Appointments and resignations

Allan Ardill

With the resignation of Chief Justice Carmody on 1 July, after serving less than a year, the controversy surrounding his office is likely to end. Justice Carmody will continue his standing as a judge of the Supreme Court to serve as a judicial member of the Queensland Civil and Administrative Tribunal. Attorney-General Yvette D’Ath has promised to consult ‘widely’ before naming a permanent replacement. She will also appoint a mediator to consult with Supreme Court judges to repair the damage around this controversy.

Even though the Parliamentary Committee for the Crime and Corruption Commission is unable to agree on its own chairperson, it has managed to appoint a new CCC Chair of Commissioners, Alan MacSporran QC. MacSporran is a former crown prosecutor in the Queensland office of the federal Director of Public Prosecutions and respected barrister having assisted with several inquiries, such as the inquest into the Childers backpacker fire (2006), the equine influenza inquiry (2007-2009) and the Queensland Floods Commission of Inquiry (2011-2012). The appointment of the remaining commissioners and the CEO will follow MacSporran’s commencement on 1 September 2015.

(2015) 40(3) AltLJ 212


A human rights law for Queensland

James Farrell

Queensland’s electoral and parliamentary systems make the state uniquely exposed to the misuse of government power. A Human Rights Act would improve the system of government in Queensland and protect the rights of all Queenslanders.

When independent MP (and now speaker) Peter Wellington supported the Labor Party to form government in February, Labor agreed to seek advice from the Department of Justice and Attorney General ‘regarding the issues related to a possible bill of rights in Queensland’. Labor agreed to publish this advice to allow for public discussion on the matter.

Since that time a number of community organisations and individuals have met with members of the Queensland government (including the Attorney General) to talk to them about the need for a Human Rights Act and to request that a community consultation be held about the issue.

In coming months, it’s likely that the Queensland government will engage in some community conversations about the need for a Human Rights Act.

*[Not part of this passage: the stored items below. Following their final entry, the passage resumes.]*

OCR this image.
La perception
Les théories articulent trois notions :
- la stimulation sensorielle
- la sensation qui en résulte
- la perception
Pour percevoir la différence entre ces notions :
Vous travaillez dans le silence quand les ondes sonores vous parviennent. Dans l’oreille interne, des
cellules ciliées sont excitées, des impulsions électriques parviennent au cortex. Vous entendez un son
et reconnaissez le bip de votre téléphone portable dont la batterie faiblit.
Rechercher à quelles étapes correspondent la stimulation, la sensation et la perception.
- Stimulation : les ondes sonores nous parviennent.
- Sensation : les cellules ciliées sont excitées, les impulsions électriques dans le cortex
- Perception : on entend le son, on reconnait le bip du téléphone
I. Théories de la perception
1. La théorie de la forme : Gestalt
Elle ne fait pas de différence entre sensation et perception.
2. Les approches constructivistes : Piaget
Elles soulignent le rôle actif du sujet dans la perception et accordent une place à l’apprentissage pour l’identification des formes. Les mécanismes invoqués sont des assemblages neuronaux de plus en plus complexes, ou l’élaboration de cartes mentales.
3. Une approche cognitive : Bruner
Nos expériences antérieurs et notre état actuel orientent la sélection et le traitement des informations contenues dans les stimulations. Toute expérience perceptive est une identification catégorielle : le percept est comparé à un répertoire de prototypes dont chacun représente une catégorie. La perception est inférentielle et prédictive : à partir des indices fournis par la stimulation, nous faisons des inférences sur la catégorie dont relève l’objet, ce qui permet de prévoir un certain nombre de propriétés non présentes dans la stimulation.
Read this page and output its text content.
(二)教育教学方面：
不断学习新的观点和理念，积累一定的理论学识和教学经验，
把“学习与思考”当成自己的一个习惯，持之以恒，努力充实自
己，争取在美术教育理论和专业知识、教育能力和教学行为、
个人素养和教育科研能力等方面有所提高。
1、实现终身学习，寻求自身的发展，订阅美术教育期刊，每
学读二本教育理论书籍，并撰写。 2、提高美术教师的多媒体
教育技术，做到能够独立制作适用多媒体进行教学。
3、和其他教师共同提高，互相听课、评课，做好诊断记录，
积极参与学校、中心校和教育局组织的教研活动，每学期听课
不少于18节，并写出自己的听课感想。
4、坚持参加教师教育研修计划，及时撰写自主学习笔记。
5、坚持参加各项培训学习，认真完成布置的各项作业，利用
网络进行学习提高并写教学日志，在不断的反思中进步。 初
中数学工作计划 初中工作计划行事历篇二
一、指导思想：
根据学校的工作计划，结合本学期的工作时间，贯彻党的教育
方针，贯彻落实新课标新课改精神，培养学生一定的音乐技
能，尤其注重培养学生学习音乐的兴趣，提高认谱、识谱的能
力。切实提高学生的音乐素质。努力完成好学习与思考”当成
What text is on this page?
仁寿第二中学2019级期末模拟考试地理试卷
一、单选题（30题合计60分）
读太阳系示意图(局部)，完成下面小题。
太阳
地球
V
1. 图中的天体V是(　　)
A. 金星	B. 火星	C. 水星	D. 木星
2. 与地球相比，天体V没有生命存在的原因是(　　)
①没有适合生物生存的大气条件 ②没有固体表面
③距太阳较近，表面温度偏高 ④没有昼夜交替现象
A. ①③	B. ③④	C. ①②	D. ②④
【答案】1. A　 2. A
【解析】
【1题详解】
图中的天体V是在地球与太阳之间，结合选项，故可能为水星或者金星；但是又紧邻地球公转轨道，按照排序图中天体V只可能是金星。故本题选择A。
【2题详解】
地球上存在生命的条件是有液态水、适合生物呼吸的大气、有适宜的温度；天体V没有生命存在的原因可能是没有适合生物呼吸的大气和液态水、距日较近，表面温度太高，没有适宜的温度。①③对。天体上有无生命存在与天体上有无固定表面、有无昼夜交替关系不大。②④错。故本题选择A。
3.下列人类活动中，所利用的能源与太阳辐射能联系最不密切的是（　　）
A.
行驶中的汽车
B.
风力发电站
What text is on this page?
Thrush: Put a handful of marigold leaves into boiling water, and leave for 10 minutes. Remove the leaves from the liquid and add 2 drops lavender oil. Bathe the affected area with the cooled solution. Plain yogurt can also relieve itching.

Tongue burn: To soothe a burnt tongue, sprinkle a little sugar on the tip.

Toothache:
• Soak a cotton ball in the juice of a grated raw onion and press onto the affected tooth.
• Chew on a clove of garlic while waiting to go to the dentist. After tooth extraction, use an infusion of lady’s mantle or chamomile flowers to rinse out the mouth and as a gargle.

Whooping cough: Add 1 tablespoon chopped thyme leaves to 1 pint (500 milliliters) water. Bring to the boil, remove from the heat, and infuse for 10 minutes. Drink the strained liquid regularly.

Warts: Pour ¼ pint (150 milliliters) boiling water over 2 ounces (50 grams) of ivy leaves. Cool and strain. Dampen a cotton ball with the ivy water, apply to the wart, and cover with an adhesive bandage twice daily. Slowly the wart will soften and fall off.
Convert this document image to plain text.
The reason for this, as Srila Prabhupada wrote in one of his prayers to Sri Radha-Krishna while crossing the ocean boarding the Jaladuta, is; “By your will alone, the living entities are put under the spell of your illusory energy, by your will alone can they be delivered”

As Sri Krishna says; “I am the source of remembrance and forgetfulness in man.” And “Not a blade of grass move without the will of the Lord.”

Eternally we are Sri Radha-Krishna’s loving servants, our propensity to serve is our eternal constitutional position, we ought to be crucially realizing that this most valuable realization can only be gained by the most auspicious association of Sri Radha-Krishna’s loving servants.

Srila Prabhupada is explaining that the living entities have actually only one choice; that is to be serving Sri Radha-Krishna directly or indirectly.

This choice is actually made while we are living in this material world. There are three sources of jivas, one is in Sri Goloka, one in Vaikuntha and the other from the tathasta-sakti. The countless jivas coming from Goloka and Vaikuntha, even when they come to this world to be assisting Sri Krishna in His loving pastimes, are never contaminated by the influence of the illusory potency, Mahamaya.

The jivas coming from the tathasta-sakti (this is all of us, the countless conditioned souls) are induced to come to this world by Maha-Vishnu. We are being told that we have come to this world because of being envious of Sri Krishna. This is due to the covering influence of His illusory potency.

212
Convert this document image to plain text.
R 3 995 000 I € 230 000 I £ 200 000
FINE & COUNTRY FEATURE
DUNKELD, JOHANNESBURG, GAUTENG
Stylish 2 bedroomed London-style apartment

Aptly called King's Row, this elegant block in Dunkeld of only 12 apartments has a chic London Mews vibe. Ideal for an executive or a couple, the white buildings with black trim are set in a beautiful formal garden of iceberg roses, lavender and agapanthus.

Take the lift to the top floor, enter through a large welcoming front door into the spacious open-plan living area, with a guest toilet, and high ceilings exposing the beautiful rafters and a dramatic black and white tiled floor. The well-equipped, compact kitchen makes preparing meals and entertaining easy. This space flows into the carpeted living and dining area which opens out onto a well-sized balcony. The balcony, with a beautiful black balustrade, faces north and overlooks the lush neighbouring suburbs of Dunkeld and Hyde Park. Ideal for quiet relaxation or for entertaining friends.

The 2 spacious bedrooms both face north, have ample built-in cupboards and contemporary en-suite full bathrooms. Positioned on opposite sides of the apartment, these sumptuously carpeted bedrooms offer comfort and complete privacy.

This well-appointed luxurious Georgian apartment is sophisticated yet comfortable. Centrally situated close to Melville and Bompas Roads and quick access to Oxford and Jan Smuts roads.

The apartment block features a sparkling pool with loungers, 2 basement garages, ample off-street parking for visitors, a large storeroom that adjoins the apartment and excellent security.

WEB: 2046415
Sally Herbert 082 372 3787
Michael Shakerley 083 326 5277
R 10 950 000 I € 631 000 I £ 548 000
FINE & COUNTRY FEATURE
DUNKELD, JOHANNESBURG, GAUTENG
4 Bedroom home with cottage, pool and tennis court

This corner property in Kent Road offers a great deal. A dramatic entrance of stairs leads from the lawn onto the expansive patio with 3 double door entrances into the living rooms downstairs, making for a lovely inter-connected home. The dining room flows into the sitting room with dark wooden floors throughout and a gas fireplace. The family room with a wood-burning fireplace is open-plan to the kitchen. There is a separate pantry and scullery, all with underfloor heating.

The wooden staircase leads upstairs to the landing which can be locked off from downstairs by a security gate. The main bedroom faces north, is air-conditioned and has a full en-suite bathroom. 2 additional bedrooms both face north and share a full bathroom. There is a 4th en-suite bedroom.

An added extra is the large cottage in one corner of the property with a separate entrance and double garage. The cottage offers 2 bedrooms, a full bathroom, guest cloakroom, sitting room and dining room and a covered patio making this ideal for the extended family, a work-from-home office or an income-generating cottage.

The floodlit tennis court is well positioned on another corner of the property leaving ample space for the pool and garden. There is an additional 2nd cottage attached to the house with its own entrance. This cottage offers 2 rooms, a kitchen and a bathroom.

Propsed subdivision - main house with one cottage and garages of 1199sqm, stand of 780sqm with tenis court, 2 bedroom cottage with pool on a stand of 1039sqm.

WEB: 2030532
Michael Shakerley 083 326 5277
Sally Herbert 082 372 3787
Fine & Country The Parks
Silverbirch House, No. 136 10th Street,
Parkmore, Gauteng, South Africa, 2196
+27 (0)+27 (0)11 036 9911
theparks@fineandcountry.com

Readers of the Alternative Law Journal might like to engage in that conversation.

(2015) 40(3) AltLJ 213


Coordinating community legal information and publications

James Farrell

Queensland’s legal assistance services provide information to the community about their rights and responsibilities. This ‘community legal education’ can be undertaken face-to-face (one-on-one or to groups), or through the provision of information and publications.

There are some concerns expressed (generally from government funders) that there is unnecessary duplication of information and publications by legal assistance services (Legal Aid, community legal centres, Aboriginal and Torres Strait Islander Legal Services, and Aboriginal Family Violence Prevention Legal Services).

Legal assistance services have produced 422 separate publications in recent years, and there is no meaningful duplication in any of these materials. There are valid reasons explaining some limited duplication in some materials, including the specific needs of target audiences, differences in access to services etc.

Despite the lack of duplication and the existing coordination and collaboration, Queensland legal assistance services do continually work to improve their processes. This project examined processes in other jurisdictions to coordinate the development of legal information and publications, and existing mechanisms in Queensland. QAILS found that Queensland’s legal assistance services’ collaborative and coordinated approach ensure limited duplication without sensible justification, but there is the opportunity to improve.